J Clin Endocrinol Metab. 2013 Aug;98(8):3341-50. doi: 10.1210/jc.2013-1468.
Holvik K, Ahmed LA, Forsmo S, Gjesdal CG, Grimnes G, Samuelsen SO, Schei B, Blomhoff R, Tell GS, Meyer HE.
Department of Public Health and Primary Health Care, Institute of Medicine, University of Bergen, 5020 Bergen, Norway. kristin.holvik at fhi.no
BACKGROUND: Despite considerable interest, the relationship between circulating 25-hydroxyvitamin D and the risk of hip fracture is not fully established.
OBJECTIVE: The objective of the study was to study the association between serum 25-hydroxyvitamin D concentrations [s-25(OH)D] and the risk of hip fracture in Norway, a high-latitude country that has some of the highest hip fracture rates worldwide.

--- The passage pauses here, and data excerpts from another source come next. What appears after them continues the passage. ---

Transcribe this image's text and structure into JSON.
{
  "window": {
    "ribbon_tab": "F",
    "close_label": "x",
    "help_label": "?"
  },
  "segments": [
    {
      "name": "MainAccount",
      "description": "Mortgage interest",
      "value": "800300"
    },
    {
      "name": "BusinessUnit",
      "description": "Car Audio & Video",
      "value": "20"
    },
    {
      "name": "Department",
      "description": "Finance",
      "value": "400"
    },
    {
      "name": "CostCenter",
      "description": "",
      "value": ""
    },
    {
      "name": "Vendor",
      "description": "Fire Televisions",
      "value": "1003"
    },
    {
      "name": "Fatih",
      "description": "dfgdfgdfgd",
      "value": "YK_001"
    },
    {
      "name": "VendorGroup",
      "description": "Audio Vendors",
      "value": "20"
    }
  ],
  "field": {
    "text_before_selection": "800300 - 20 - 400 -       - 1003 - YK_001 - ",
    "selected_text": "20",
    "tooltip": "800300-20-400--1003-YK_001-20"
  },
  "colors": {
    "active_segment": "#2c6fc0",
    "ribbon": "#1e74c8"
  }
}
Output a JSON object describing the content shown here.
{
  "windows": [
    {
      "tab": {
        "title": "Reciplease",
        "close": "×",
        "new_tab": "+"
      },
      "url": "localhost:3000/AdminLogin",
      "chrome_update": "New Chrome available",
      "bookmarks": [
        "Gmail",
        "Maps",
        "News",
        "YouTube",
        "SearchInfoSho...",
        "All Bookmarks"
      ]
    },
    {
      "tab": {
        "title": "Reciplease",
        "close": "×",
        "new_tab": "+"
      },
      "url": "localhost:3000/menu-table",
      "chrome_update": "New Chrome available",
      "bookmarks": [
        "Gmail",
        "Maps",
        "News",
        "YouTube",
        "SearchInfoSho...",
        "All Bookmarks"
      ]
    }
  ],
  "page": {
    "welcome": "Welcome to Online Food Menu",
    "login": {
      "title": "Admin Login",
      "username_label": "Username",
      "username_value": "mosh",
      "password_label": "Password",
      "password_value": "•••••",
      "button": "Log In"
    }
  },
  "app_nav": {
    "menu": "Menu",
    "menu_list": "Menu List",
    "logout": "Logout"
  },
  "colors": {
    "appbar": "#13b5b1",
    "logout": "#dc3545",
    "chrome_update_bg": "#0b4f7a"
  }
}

METHODS: A total of 21 774 men and women aged 65-79 years attended 4 community-based health studies during 1994-2001. Information on subsequent hip fractures was retrieved from electronic hospital discharge registers, with a maximum follow-up of 10.7 years. Using a stratified case-cohort design, s-25(OH)D was determined by HPLC-atmospheric pressure chemical ionization-mass spectrometry in stored serum samples in hip fracture cases (n = 1175; 307 men, 868 women) and in gender-stratified random samples (n = 1438). Cox proportional hazards regression adapted for the case-cohort design was performed.

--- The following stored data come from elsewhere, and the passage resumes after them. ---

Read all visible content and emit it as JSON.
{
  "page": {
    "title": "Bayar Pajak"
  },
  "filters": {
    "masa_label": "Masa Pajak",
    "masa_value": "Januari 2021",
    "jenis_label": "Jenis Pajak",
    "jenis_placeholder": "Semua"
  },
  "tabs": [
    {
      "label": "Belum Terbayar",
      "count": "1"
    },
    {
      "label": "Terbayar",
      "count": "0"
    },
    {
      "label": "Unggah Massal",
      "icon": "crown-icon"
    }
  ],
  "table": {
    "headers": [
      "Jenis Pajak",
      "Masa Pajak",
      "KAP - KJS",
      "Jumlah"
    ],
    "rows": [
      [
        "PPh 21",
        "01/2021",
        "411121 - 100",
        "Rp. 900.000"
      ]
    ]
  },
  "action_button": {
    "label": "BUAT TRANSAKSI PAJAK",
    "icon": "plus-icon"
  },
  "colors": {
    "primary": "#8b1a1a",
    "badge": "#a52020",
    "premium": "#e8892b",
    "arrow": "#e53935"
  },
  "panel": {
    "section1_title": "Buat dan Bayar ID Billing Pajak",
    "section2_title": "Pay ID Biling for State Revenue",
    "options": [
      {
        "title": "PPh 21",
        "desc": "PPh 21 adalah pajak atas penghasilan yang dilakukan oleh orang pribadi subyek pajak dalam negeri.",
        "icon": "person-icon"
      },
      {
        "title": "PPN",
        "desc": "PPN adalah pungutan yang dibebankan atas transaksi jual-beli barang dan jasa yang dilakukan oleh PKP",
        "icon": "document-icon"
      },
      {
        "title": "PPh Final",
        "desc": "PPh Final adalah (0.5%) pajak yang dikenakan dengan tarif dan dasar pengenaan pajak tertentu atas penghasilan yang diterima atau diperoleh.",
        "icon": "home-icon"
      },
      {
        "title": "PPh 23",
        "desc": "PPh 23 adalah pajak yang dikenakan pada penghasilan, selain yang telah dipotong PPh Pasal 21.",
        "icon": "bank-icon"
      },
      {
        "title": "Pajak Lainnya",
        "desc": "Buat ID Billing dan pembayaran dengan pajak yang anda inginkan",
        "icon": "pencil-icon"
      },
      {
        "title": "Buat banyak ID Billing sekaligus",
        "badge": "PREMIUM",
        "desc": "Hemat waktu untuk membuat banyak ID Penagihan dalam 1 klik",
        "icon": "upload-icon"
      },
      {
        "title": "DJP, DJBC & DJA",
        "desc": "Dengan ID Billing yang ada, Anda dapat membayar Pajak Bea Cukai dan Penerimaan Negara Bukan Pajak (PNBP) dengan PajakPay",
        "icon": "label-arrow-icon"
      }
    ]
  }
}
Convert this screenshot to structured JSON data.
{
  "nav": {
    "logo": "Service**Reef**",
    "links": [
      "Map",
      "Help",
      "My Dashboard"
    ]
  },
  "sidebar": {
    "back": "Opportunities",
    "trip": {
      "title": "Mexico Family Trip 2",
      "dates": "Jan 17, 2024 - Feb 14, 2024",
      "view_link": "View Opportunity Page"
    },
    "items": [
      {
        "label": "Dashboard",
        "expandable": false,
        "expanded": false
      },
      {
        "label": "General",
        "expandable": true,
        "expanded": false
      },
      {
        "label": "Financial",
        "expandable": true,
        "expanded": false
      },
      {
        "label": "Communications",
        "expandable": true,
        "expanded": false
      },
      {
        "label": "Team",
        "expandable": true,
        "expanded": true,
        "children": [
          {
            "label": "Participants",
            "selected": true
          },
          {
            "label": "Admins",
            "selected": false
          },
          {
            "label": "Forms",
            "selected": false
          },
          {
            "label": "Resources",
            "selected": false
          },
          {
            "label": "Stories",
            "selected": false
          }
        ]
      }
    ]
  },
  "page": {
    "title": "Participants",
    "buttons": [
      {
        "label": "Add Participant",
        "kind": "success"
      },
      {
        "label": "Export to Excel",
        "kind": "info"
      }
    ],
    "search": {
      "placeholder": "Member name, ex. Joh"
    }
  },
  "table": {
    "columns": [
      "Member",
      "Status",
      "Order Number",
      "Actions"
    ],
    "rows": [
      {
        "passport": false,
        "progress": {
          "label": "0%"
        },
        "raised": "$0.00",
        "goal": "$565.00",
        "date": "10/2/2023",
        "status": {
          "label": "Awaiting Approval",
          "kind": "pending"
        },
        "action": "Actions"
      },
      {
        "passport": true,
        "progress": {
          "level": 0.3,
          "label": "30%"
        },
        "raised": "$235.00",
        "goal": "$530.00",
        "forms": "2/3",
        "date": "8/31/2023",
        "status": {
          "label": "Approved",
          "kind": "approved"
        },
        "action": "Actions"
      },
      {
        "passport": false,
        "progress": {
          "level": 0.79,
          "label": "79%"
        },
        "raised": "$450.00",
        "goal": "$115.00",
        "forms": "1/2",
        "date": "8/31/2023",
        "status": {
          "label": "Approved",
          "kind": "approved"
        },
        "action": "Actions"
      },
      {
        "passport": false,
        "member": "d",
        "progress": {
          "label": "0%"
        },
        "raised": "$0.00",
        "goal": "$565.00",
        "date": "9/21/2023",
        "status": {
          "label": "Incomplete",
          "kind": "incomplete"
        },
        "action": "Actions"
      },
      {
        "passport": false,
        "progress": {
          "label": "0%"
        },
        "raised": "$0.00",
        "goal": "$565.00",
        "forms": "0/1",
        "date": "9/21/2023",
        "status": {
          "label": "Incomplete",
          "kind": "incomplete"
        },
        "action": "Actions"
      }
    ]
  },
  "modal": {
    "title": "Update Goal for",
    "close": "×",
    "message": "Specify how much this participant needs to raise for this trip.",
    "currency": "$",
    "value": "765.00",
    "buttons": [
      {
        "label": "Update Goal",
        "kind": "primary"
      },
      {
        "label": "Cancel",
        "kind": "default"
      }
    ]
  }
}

RESULTS: We observed an inverse association between s-25(OH)D and hip fracture; those with s-25(OH)D in the lowest quartile (<42.2 nmol/L) had a 38% [95% confidence interval (CI) 9-74%] increased risk of hip fracture compared with the highest quartile (≥67.9 nmol/L) in a model accounting for age, gender, study center, and body mass index. The association was stronger in men than in women: hazard ratio 1.65 (95% CI 1.04-2.61) vs hazard ratio 1.25 (95% CI 0.95-1.65).

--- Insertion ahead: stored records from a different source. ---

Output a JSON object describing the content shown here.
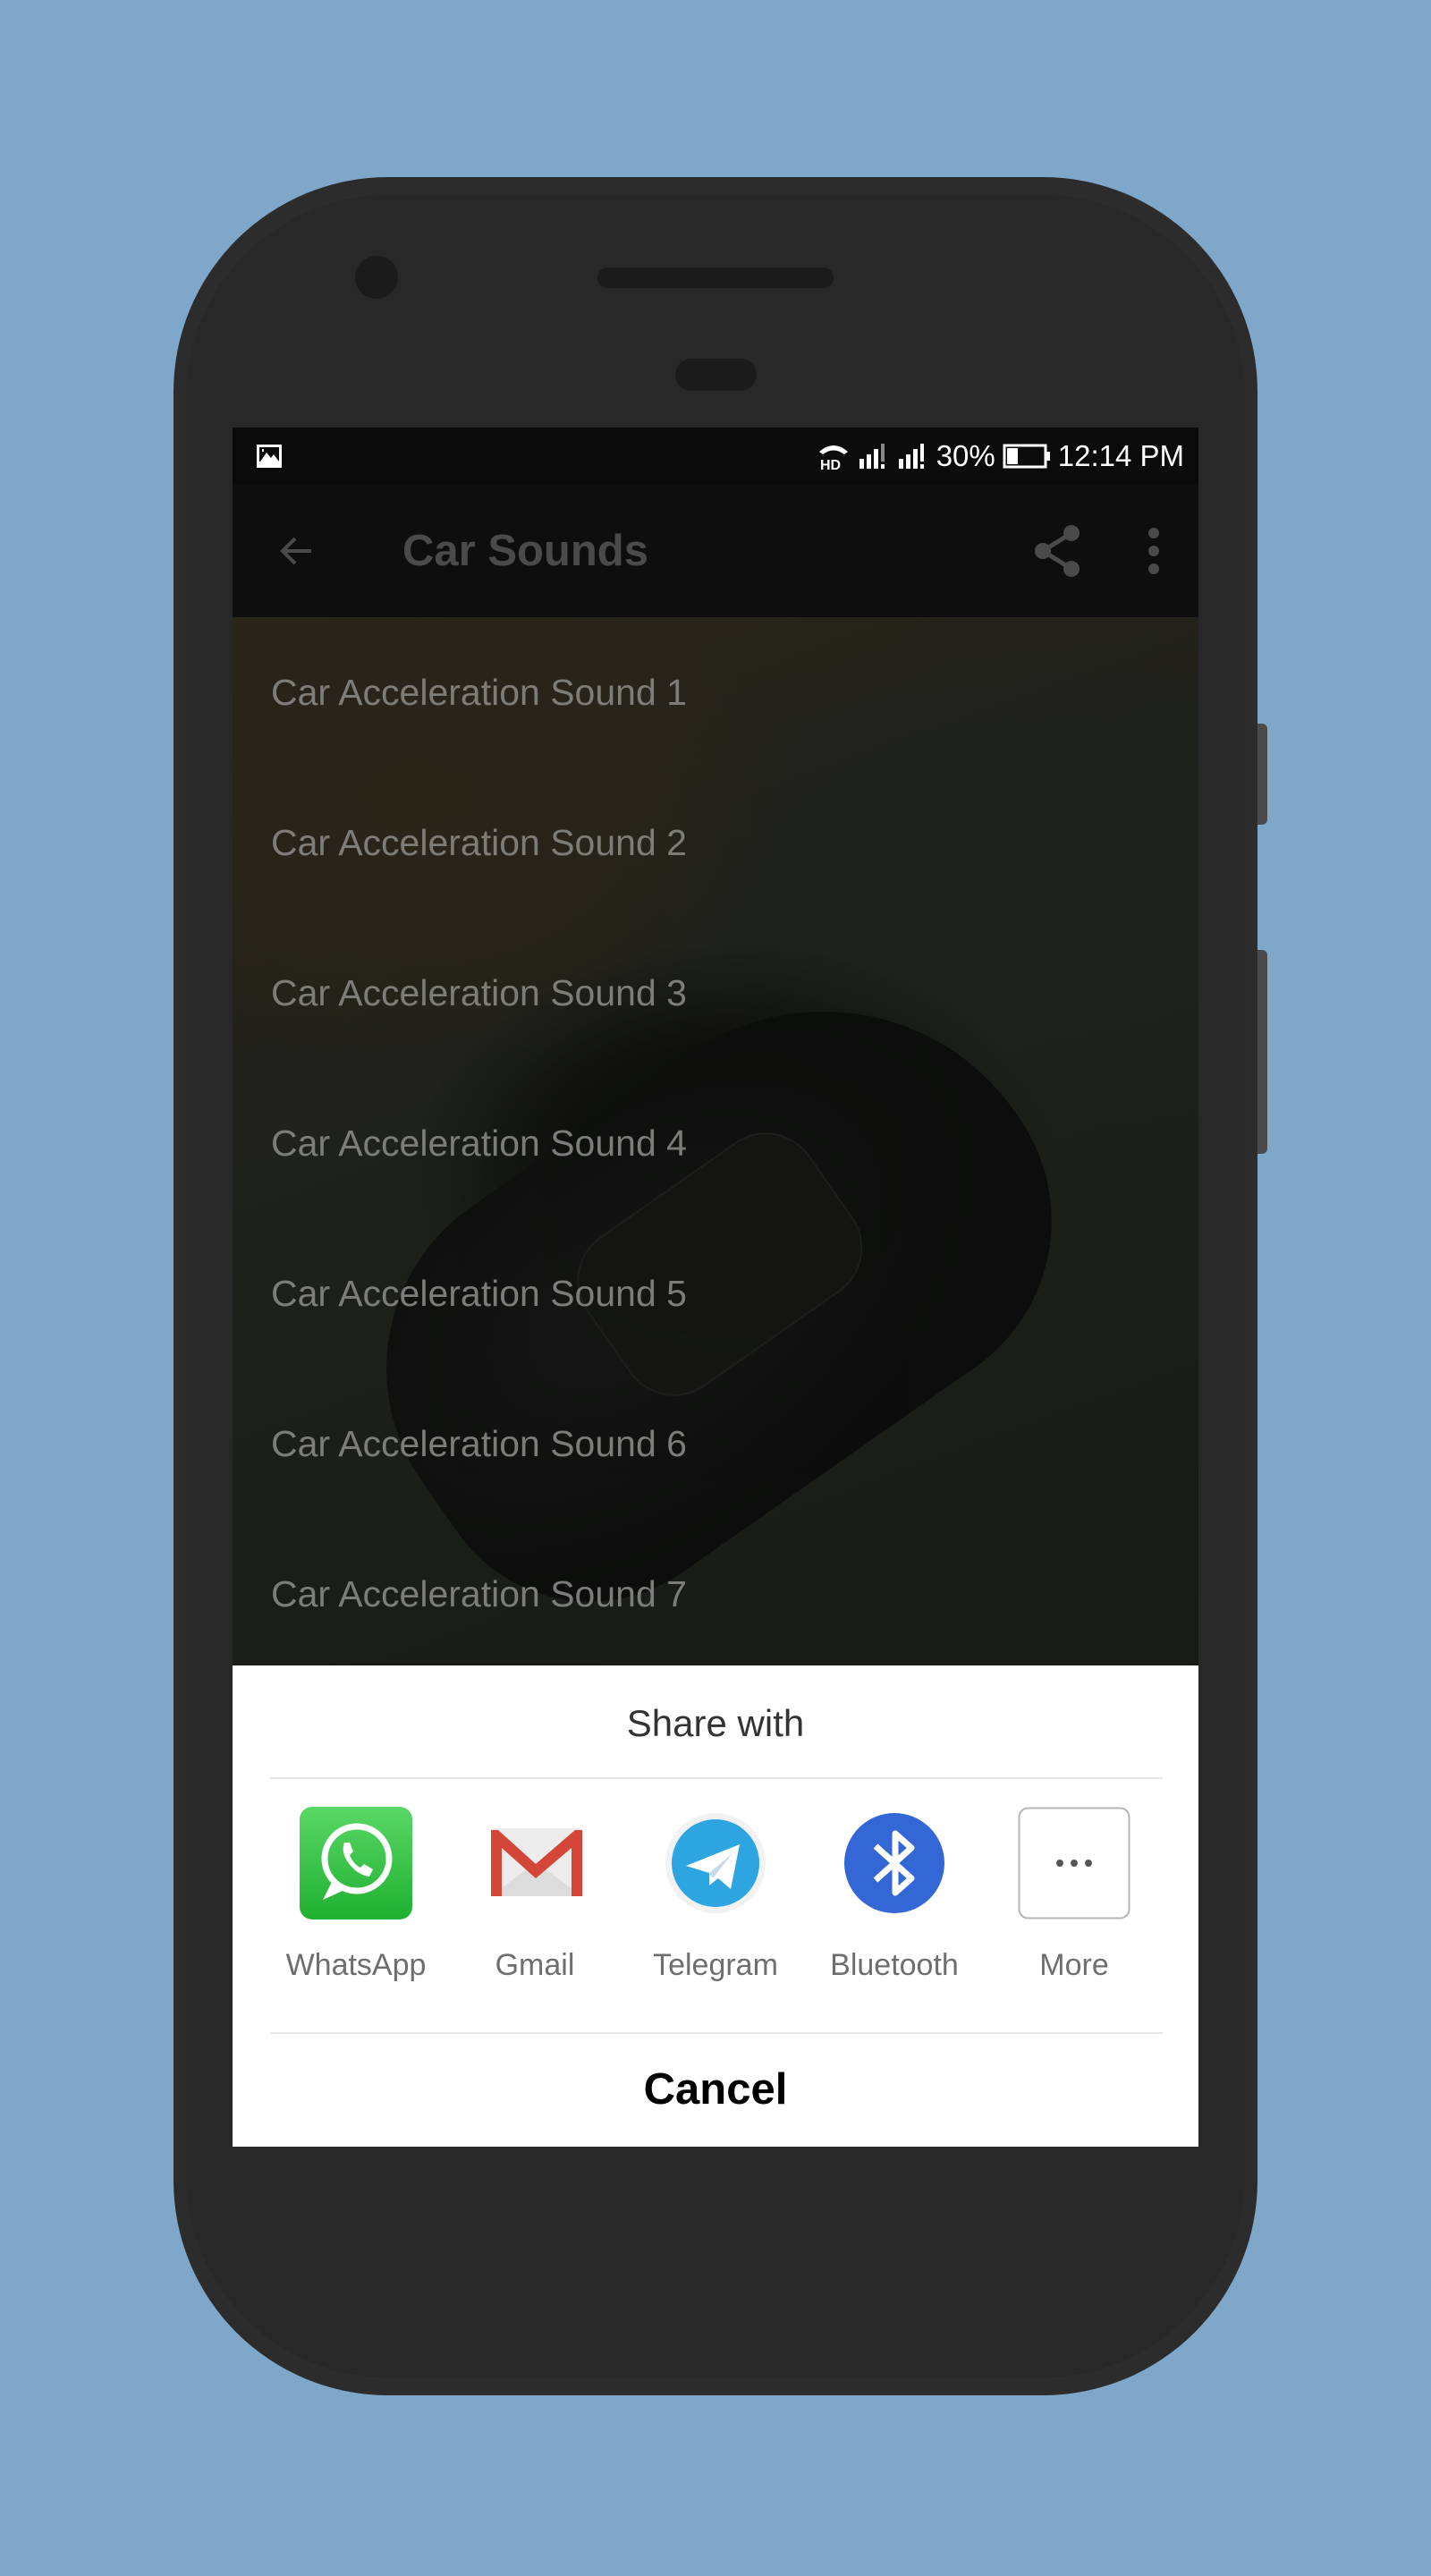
{
  "status_bar": {
    "notification_icon": "image-icon",
    "network_icons": [
      "hd-call-icon",
      "signal-sim1-icon",
      "signal-sim2-icon"
    ],
    "battery_percent": "30%",
    "battery_icon": "battery-icon",
    "time": "12:14 PM"
  },
  "app_bar": {
    "back_icon": "arrow-back-icon",
    "title": "Car Sounds",
    "share_icon": "share-icon",
    "more_icon": "more-vert-icon"
  },
  "sound_list": [
    {
      "label": "Car Acceleration Sound 1"
    },
    {
      "label": "Car Acceleration Sound 2"
    },
    {
      "label": "Car Acceleration Sound 3"
    },
    {
      "label": "Car Acceleration Sound 4"
    },
    {
      "label": "Car Acceleration Sound 5"
    },
    {
      "label": "Car Acceleration Sound 6"
    },
    {
      "label": "Car Acceleration Sound 7"
    }
  ],
  "share_sheet": {
    "title": "Share with",
    "apps": [
      {
        "label": "WhatsApp",
        "icon": "whatsapp-icon",
        "color": "#25c23f"
      },
      {
        "label": "Gmail",
        "icon": "gmail-icon",
        "color": "#d44638"
      },
      {
        "label": "Telegram",
        "icon": "telegram-icon",
        "color": "#2ca5e0"
      },
      {
        "label": "Bluetooth",
        "icon": "bluetooth-icon",
        "color": "#3367d6"
      },
      {
        "label": "More",
        "icon": "more-horiz-icon",
        "color": "#ffffff"
      }
    ],
    "cancel_label": "Cancel"
  },
  "colors": {
    "background": "#7fa7c9",
    "phone_body": "#2c2c2c"
  }
}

CONCLUSION: In this prospective case-cohort study of hip fractures, the largest ever reported, we found an increased risk of hip fracture in subjects in the lowest compared with the highest quartile of serum 25-hydroxyvitamin D. In accordance with the findings of previous community-based studies, low vitamin D status was a modest risk factor for hip fracture.